**Repartition(n)**: Performs a full shuffle to redistribute data across exactly `n` partitions. Can increase or decrease partition count. Uses hash partitioning by default—all rows are exchanged across the network. **Coalesce(n)**: Merges existing partitions into fewer...
Pro-Move: Mention partition count impact on small-files problem and cloud storage costs. Red Flag: Saying 'coalesce is always better'—wrong when you need to increase parallelism or fix skew.
This medium-level Spark/Big Data question appears frequently in data engineering interviews at companies like BCG, Citi, Dunnhumby, and 4 others. While less common, it tests deeper understanding that distinguishes strong candidates. Mastering the underlying concepts (partition, python, spark) will help you answer variations of this question confidently.
Break this problem into components. Identify the core trade-offs involved, then walk the interviewer through your reasoning step by step. Demonstrate awareness of edge cases and production considerations - this is what separates good answers from great ones. The expert answer includes a code example that demonstrates the implementation pattern.
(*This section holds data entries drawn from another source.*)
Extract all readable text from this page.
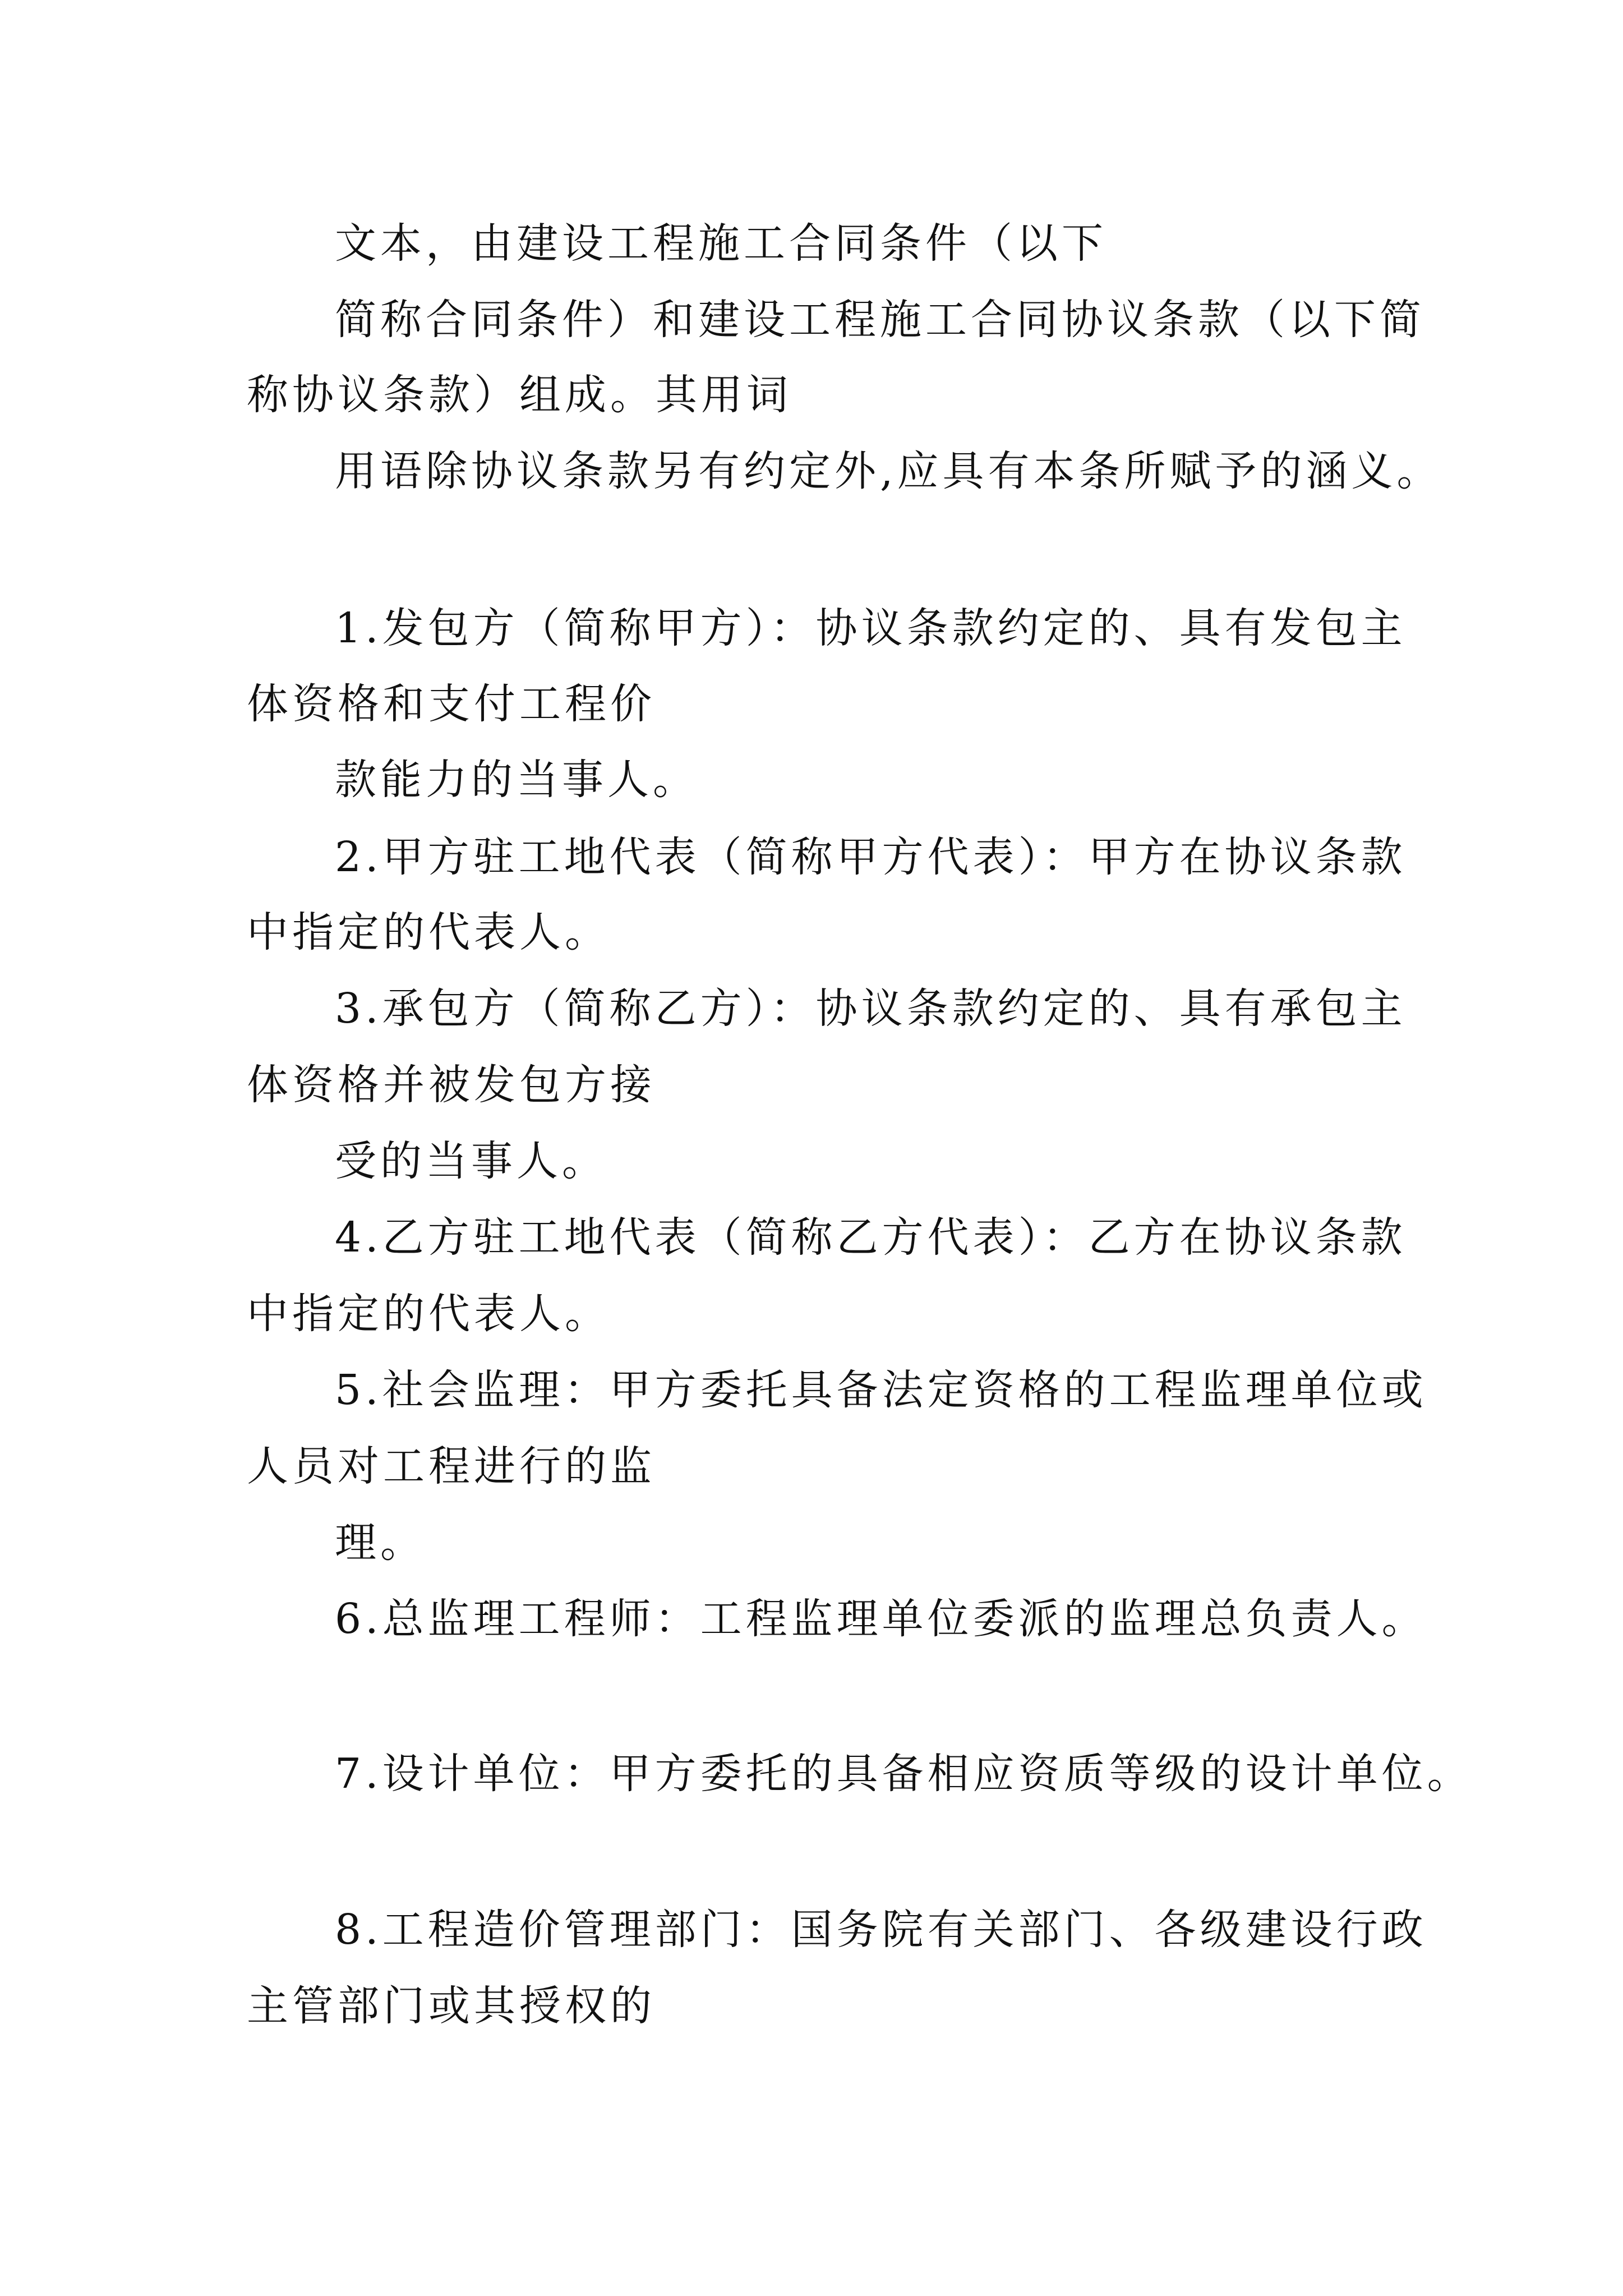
文本，由建设工程施工合同条件（以下
简称合同条件）和建设工程施工合同协议条款（以下简
称协议条款）组成。其用词
用语除协议条款另有约定外,应具有本条所赋予的涵义。
1.发包方（简称甲方）：协议条款约定的、具有发包主
体资格和支付工程价
款能力的当事人。
2.甲方驻工地代表（简称甲方代表）：甲方在协议条款
中指定的代表人。
3.承包方（简称乙方）：协议条款约定的、具有承包主
体资格并被发包方接
受的当事人。
4.乙方驻工地代表（简称乙方代表）：乙方在协议条款
中指定的代表人。
5.社会监理：甲方委托具备法定资格的工程监理单位或
人员对工程进行的监
理。
6.总监理工程师：工程监理单位委派的监理总负责人。
7.设计单位：甲方委托的具备相应资质等级的设计单位。
8.工程造价管理部门：国务院有关部门、各级建设行政
主管部门或其授权的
Repartition(n): Performs a full shuffle to redistribute data across exactly n partitions. Can increase or decrease partition count. Uses hash partitioning by default—all rows are exchanged across the network.
Coalesce(n): Merges existing partitions into fewer partitions without a full shuffle. Only decreases partition count. Data is combined locally where possible; minimal network transfer.
Why It Matters (Architectural Logic): Shuffles are the most expensive operations in Spark—they drive network I/O, serialization, and memory pressure. Choosing the wrong method can 2–3x your job runtime and cost.